Most idioms do not translate from country to country. Also, some cultural aspects, conditions, and phenomena are obvious in some countries, but people from other countries are completely unfamiliar with them.

Of course, some idioms are commonly used, like “piece of cake” (about something easy). The meaning of others can be easily guessed – “wouldn’t touch it with a barge pole” carries quite a clear message, at least to me. But phrases “to go pear-shaped” or “cock and bull story” may not be that easy to understand without research.

On the other hand, we all use idioms unwittingly, so please be understanding toward others. For example, Japanese and Korean people often close their emails with “This is the end of the email”. People from other countries are not used to it. But as a recipient of such a message, I can be sure that no part of the email is missing.

Examples:

To go pear-shaped → to go wrong

Cock and bull story → implausible story, excuse

This is the end of the email [Japanese and Korean] → This is the end of the email

At Admind, we are in the process of obtaining the B Corp certificate. Find out more about it by clicking on the link.

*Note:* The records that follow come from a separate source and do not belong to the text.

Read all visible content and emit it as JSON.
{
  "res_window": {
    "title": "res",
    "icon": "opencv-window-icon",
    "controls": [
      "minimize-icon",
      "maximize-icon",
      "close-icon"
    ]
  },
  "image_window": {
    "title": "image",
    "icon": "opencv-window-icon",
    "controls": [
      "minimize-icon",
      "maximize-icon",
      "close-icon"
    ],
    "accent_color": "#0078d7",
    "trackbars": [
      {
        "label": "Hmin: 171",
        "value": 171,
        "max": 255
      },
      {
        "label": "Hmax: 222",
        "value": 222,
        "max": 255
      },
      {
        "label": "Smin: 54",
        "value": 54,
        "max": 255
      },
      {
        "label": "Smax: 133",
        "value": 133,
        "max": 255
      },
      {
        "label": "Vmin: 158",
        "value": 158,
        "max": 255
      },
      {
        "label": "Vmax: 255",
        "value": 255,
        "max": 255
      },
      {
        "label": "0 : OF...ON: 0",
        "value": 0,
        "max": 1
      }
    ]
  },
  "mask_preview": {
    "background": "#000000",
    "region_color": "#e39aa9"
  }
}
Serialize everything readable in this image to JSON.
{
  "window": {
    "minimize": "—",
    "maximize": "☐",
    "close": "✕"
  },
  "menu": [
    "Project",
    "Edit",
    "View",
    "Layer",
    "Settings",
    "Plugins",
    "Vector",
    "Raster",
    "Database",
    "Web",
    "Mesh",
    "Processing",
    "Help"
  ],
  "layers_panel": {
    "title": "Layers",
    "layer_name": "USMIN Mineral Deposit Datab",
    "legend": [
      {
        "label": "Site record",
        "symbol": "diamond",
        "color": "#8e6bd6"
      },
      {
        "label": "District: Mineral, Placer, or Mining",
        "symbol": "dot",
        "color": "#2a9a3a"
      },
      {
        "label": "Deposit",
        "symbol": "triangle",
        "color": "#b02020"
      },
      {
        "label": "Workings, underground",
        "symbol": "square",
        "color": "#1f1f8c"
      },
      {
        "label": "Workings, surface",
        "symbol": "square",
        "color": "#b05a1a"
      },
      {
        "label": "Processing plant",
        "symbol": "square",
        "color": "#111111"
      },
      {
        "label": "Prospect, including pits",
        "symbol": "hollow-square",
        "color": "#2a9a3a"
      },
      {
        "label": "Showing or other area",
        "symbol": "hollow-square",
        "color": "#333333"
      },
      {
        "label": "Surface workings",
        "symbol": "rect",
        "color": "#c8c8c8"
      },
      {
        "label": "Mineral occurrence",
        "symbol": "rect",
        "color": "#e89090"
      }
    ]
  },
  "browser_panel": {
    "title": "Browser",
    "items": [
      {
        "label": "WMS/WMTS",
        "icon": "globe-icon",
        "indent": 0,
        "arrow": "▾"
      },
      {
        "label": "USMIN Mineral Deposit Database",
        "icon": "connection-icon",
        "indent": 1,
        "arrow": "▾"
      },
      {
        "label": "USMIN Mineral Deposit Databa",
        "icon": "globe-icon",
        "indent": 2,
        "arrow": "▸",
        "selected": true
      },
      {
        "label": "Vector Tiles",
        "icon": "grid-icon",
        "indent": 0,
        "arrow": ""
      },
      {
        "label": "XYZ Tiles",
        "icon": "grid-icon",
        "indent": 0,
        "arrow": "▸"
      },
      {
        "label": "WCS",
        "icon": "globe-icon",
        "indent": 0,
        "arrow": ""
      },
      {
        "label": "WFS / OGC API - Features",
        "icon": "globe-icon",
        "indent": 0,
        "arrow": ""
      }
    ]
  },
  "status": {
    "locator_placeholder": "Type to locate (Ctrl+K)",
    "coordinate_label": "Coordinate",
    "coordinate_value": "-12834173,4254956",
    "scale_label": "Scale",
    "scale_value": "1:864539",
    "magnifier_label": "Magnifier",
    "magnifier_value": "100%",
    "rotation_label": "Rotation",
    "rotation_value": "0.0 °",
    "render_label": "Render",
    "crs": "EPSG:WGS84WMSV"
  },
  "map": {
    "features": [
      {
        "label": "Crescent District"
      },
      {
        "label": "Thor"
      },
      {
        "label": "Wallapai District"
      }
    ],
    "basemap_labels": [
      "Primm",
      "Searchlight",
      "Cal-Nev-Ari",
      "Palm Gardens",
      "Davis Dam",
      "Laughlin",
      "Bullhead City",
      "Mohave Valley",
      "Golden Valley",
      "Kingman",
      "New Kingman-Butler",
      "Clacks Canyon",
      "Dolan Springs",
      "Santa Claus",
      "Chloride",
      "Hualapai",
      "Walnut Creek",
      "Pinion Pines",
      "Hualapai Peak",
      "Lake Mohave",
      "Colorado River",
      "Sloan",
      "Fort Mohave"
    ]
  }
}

Use the Microsoft checking tool

As a part of the proofing module, Microsoft introduced the inclusive language check tool. It checks your piece of text for biases – gender, age, race, and more. It’s included in a Microsoft 365 subscription, but you need to turn it on. Here’s how to do it:

1. Click “File” at the top left of the Word screen.

Microsoft checking tool instruction

2. Click “Options” at the bottom of the “File” menu.

Microsoft checking tool instruction

3. Select “Proofing” on the left, enable “Mark grammar errors as you type”, and open the “Grammar & Refinements” settings.

Microsoft checking tool instruction

4. Scroll down to the “Inclusiveness” section and enable the options

Microsoft checking tool instruction

Summary

This subject has much more to offer, of course, but I wanted the article to be a starter pack, ready to use and handy. As you can see, it doesn’t take much to start being inclusive in the workplace.